O senador Anastasia acha que o ministro da Economia, Paulo Guedes, “foi sábio, política e tecnicamente” ao destacar que a reforma administrativa não atinge os atuais servidores, mas abre uma perspectiva de futuro. Assim, “não vai ter contra si os funcionários públicos. Muitas vezes a pessoa é contra sem nem saber o que é. A reforma administrativa é a favor dos bons funcionários, que são a maioria. Ela é contra os abusos, as desigualdades, privilégios”.

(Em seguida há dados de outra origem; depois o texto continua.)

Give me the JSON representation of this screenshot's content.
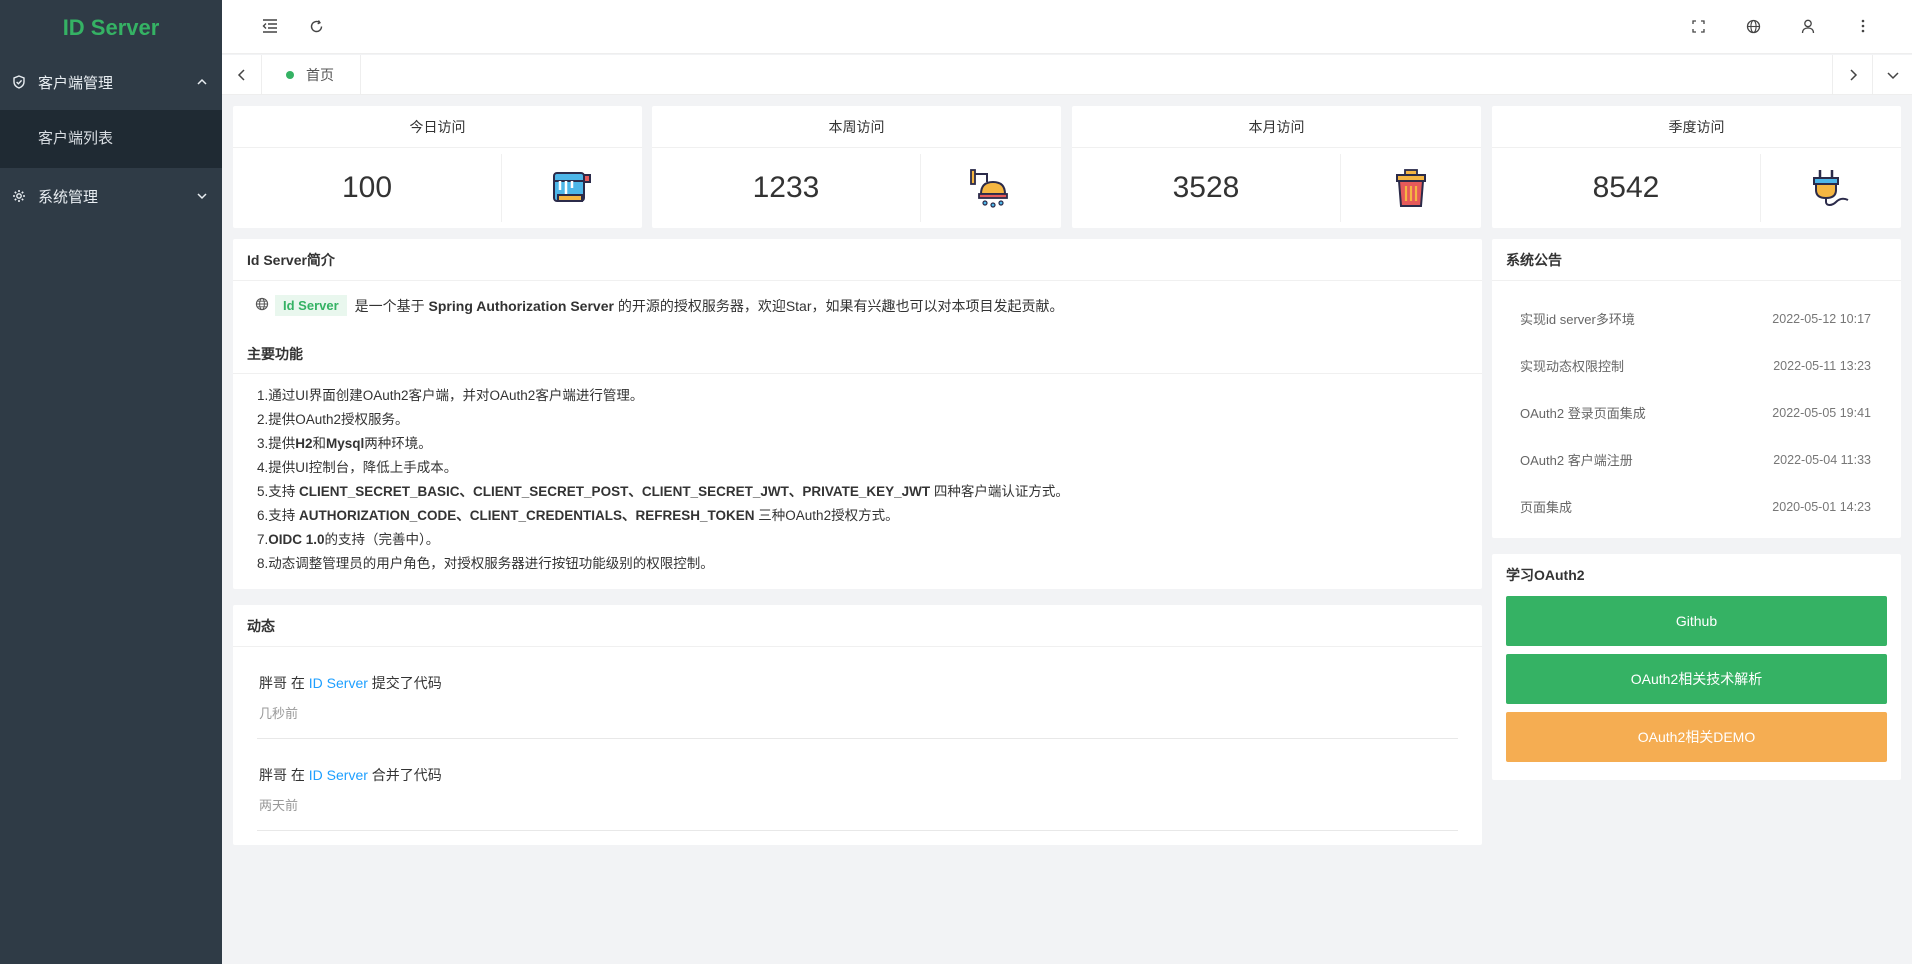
{
  "app": {
    "title": "ID Server"
  },
  "sidebar": {
    "groups": [
      {
        "label": "客户端管理",
        "expanded": true,
        "icon": "shield-check-icon",
        "children": [
          {
            "label": "客户端列表"
          }
        ]
      },
      {
        "label": "系统管理",
        "expanded": false,
        "icon": "gear-icon",
        "children": []
      }
    ]
  },
  "header": {
    "icons": [
      "menu-fold-icon",
      "refresh-icon",
      "fullscreen-icon",
      "globe-icon",
      "user-icon",
      "more-vertical-icon"
    ]
  },
  "tabs": [
    {
      "label": "首页",
      "active": true
    }
  ],
  "stats": [
    {
      "title": "今日访问",
      "value": "100",
      "icon": "paint-bucket-icon"
    },
    {
      "title": "本周访问",
      "value": "1233",
      "icon": "shower-icon"
    },
    {
      "title": "本月访问",
      "value": "3528",
      "icon": "trash-can-icon"
    },
    {
      "title": "季度访问",
      "value": "8542",
      "icon": "plug-icon"
    }
  ],
  "intro": {
    "title": "Id Server简介",
    "badge": "Id Server",
    "text_1": "是一个基于",
    "text_bold": "Spring Authorization Server",
    "text_2": "的开源的授权服务器，欢迎Star，如果有兴趣也可以对本项目发起贡献。",
    "features_title": "主要功能",
    "features": [
      {
        "pre": "1.通过UI界面创建OAuth2客户端，并对OAuth2客户端进行管理。",
        "bold": "",
        "post": ""
      },
      {
        "pre": "2.提供OAuth2授权服务。",
        "bold": "",
        "post": ""
      },
      {
        "pre": "3.提供",
        "bold": "H2",
        "mid": "和",
        "bold2": "Mysql",
        "post": "两种环境。"
      },
      {
        "pre": "4.提供UI控制台，降低上手成本。",
        "bold": "",
        "post": ""
      },
      {
        "pre": "5.支持 ",
        "bold": "CLIENT_SECRET_BASIC、CLIENT_SECRET_POST、CLIENT_SECRET_JWT、PRIVATE_KEY_JWT",
        "post": " 四种客户端认证方式。"
      },
      {
        "pre": "6.支持 ",
        "bold": "AUTHORIZATION_CODE、CLIENT_CREDENTIALS、REFRESH_TOKEN",
        "post": " 三种OAuth2授权方式。"
      },
      {
        "pre": "7.",
        "bold": "OIDC 1.0",
        "post": "的支持（完善中）。"
      },
      {
        "pre": "8.动态调整管理员的用户角色，对授权服务器进行按钮功能级别的权限控制。",
        "bold": "",
        "post": ""
      }
    ]
  },
  "activity": {
    "title": "动态",
    "items": [
      {
        "user": "胖哥",
        "at": "在",
        "project": "ID Server",
        "action": "提交了代码",
        "time": "几秒前"
      },
      {
        "user": "胖哥",
        "at": "在",
        "project": "ID Server",
        "action": "合并了代码",
        "time": "两天前"
      }
    ]
  },
  "notices": {
    "title": "系统公告",
    "items": [
      {
        "text": "实现id server多环境",
        "date": "2022-05-12 10:17"
      },
      {
        "text": "实现动态权限控制",
        "date": "2022-05-11 13:23"
      },
      {
        "text": "OAuth2 登录页面集成",
        "date": "2022-05-05 19:41"
      },
      {
        "text": "OAuth2 客户端注册",
        "date": "2022-05-04 11:33"
      },
      {
        "text": "页面集成",
        "date": "2020-05-01 14:23"
      }
    ]
  },
  "learn": {
    "title": "学习OAuth2",
    "buttons": [
      {
        "label": "Github",
        "color": "#35b264"
      },
      {
        "label": "OAuth2相关技术解析",
        "color": "#35b264"
      },
      {
        "label": "OAuth2相关DEMO",
        "color": "#f5ad52"
      }
    ]
  }
}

Sobre as críticas de que a reforma deveria atingir o sistema atual, Anastasia lembra que “colocando daqui para a frente, evita a questão do direito adquirido, evita questões judiciais, não fere nada de ninguém”. Se tivéssemos feito isso 20 anos atrás, hoje estaríamos muito melhor, ressalta.

Outra área que precisa entrar na reforma são as agências reguladoras, nascidas de uma boa ideia no governo Fernando Henrique Cardoso que foi “violentada”, segundo Anastasia. “As agências foram cooptadas por uma estrutura política, infelizmente.”

A Frente Mista defende uma agência nova, concebida para formar servidores de uma boa gestão pública. O senador Antonio Anastasia lembra o papel do Dasp (Departamento Administrativo do Serviço Público), “que, de 1938 a 1985, foi uma referência nacional de alta qualificação técnica. Nada foi colocado no lugar quando foi extinto, e esse tema da gestão pública ficou órfão, não tivemos uma cultura consolidada”.

Pelo conceito da Frente Mista, temos que criar uma agência técnica, com gente preparada, blindada da política, como vários países têm, exatamente para dar as diretrizes do serviço público brasileiro. “Temos que formar quadros, fazer avaliação, critérios de participação social, atuação cidadã.”